路上生活(いわゆる「ホームレス」生活)を送る人たちが販売員となっている「THE BIG ISSUE」。
販売員の生活をささやかながら支えるという事もありますが、内容が面白いので、販売員の方を見つけるとよく買って読んでいます。
その販売員の中で川柳を創っている方々がおり、その作品をまとめたものがこの本です。
僕は販売員の方から直接買いましたが、Amazonでも売られていました。
日々の生活の中から出てくる川柳なので、路上生活が反映された作品になっています。
僕が良いな、というか興味を持ったのはたとえばこれらの作品です。
盆が来る 俺は実家で 仏様
寒い夜 マッチで焚き火 怒られる
駄洒落でも クルシミマスと 言えぬ今
クリスマス 風邪をひいたら クスリマス
ご来光 拝む前から 缶集め
見てしまう 故郷(ふるさと)行きの 高速バス
故郷の家族・親戚には自分はもう死んだものとなっているだろうな、ということや、クリスマスで世間が賑やかな中、寒さに耐えている様子、捨てきれぬ故郷への思いなど、つらさを感じられるもの、それでも川柳に、言葉にすることでユーモアを感じます。
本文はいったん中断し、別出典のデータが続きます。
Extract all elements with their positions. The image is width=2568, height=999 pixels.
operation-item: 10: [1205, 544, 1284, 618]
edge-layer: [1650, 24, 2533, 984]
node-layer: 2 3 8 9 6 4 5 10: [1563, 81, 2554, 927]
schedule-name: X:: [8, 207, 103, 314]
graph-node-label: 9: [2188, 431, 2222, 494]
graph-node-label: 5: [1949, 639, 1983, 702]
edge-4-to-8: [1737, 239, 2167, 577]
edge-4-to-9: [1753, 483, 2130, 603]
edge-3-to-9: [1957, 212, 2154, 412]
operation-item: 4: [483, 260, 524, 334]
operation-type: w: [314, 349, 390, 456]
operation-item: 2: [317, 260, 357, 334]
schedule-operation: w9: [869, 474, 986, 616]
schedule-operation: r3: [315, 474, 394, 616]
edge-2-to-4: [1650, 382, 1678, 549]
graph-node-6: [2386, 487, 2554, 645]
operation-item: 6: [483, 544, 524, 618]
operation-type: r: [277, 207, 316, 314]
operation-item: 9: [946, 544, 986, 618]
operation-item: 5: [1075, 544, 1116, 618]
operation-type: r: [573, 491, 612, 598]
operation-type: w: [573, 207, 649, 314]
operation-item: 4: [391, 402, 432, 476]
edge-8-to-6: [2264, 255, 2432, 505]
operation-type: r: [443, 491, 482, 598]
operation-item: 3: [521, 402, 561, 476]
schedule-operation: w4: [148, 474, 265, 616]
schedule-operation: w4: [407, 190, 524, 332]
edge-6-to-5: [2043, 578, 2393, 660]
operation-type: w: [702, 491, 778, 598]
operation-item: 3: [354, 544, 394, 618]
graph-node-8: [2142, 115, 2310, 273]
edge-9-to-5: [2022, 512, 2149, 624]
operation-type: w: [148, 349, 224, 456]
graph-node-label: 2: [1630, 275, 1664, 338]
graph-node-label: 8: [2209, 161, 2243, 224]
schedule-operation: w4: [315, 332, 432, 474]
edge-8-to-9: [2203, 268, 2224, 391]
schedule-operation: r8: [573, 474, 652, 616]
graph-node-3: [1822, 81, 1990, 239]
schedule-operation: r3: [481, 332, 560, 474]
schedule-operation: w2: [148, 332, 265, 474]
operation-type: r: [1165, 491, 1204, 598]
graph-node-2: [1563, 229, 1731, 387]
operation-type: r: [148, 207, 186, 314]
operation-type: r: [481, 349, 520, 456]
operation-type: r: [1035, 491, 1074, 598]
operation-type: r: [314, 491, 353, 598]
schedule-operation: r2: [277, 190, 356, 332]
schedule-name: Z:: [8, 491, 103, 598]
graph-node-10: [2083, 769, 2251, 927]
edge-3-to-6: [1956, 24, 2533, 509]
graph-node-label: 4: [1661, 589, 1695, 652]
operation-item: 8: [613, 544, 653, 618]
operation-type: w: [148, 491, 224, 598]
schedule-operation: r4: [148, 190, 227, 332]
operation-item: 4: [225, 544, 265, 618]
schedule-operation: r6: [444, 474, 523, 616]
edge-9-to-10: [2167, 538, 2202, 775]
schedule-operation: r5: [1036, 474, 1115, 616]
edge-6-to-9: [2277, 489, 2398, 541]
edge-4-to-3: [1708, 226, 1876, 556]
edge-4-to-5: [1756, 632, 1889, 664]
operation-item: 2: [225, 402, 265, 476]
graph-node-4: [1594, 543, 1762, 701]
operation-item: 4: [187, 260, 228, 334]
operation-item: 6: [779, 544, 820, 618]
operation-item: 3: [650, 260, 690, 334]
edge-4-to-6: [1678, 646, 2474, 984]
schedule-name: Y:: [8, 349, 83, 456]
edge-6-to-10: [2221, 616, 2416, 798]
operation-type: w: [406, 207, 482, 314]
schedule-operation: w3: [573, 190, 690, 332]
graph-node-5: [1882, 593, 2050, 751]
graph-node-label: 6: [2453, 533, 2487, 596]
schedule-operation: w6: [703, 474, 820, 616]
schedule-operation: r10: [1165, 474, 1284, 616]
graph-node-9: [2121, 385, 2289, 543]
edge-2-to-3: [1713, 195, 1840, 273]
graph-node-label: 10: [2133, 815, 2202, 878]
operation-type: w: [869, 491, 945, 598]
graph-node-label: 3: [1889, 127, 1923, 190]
ユーモアを込めることでつらくても生きぬこうという力だったり、しぶとさが現れているような。
あとがきは、作家の星野智幸さんが書かれていました。
星野さんがいくつかの川柳を引用しつつ、このように書いていました。
枕元 門松がわり 靴を置く
雨上がり 我が寝床から 虹が立つ
これらは想像力の勝利だ。正月の路上の寝床が、たちまち門松の並ぶお屋敷となる。路上のねぐらにとって、寝ている最中に降る雨は悩みの一つだが、それを幻想的な光景に変えてしまう。
ユーモアだけでなく、想像力によって困難な状況を生きぬくという勝利。
筋肉質な力強さというよりも、ひらりと柔軟に生きぬいていく力強さを感じる、とても良い本でした。